Gani Eren, ailesinden üçüncü kuşak sanayici. 30 yıldır Düsseldorf’tan Dünya’ya çelik granül ticareti yapan Eren, 1927 yılında kurulan aile torna atölyesini makine üretimine çevirerek otomatik palet ve torba boşaltma makinası ve modüler silo üretimi de gerçekleştiriyor.

Members: Gani Bey bize kendinizden bahseder misiniz?

Gani Eren: Ben üniversite eğitimi için Almanya‘ya gelip de, okuldan sonra burada kalanlar grubuna dahilim. Daha önce, 50‘li ve 60‘lı yıllarda aileden Almanya‘da üniversite eğitimi alan yakınlarımız oldu. Hem onlardan hem de genel olarak Avrupa‘daki üniversite yaşamından etkilenerek 1979 yılında üniversite eğitimi almak için Almanya‘ya geldim. 1986 yılında Paderborn Üniversitesi‘nden Haberleşme ve Otomasyon Mühendisi olarak mezun oldum. Mezuniyetten sonra büyük bir uluslararası şirkette mühendis olarak makina üretimi ve sanayiye yönelik çalıştım.
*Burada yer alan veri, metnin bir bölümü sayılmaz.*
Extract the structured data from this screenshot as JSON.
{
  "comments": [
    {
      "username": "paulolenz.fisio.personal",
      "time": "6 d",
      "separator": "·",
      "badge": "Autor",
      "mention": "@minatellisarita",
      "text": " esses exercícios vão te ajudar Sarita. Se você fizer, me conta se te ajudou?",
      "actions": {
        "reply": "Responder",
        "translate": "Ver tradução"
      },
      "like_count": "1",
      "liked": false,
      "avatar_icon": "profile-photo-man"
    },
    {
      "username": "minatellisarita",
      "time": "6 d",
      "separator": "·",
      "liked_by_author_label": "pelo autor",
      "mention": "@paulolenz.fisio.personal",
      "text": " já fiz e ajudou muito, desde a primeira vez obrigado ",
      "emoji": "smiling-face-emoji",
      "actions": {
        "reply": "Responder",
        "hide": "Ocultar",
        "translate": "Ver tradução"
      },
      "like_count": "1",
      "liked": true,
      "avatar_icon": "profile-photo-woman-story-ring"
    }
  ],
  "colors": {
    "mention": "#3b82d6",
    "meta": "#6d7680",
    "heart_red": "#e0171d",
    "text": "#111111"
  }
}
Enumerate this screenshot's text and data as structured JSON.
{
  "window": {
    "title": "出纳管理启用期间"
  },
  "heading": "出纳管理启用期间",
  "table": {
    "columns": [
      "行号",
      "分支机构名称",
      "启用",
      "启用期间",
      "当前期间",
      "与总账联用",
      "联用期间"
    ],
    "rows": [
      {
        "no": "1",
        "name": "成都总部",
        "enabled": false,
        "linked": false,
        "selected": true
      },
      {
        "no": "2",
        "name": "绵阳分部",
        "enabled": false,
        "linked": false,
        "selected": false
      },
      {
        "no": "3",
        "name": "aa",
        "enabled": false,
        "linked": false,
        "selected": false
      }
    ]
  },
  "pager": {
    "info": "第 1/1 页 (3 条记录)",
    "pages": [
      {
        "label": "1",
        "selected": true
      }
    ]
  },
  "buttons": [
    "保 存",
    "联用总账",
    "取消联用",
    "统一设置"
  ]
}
Members: Kendi işinizi kurma fikri nasıl doğdu? Bu konuda örnek aldığınız kişi/kurumlar oldu mu? Sizi nasıl etkiledi?

Gani Eren: Türkiye‘deyken iş dünyasının içinde yetişmiştim. Çevremde ve ailede genelde serbest çalışan, kendi işyerleri olan kişiler vardı. Üniversite yıllarında ve profesyonel iş hayatım süresince Türkiye‘deki çevremden Avrupa ile ilgili bir çok talepler, ricalar geliyordu. Onlara kayıtsız kalamadım. Serde de sanayicilik olduğundan, bu talepleri ve ricaları profesyonel bir kurum tarafından yapmak adına OPTIMAL engineering & trade adı altında 1991 yılında kendi şirketimi kurdum. Şirketimi kurmamın bir diğer nedeni ise, ailemin tamamının Türkiye‘de bulunmasından kaynaklandı. Böylece hem tatillerde hem de sık sık iş için Türkiye’ye gidişlerimde ailemi ziyaret edebilme fırsatı bulabilecektim.

Members: Firmanızın faaliyet alanları nelerdir? Ne gibi hizmetler veriyorsunuz?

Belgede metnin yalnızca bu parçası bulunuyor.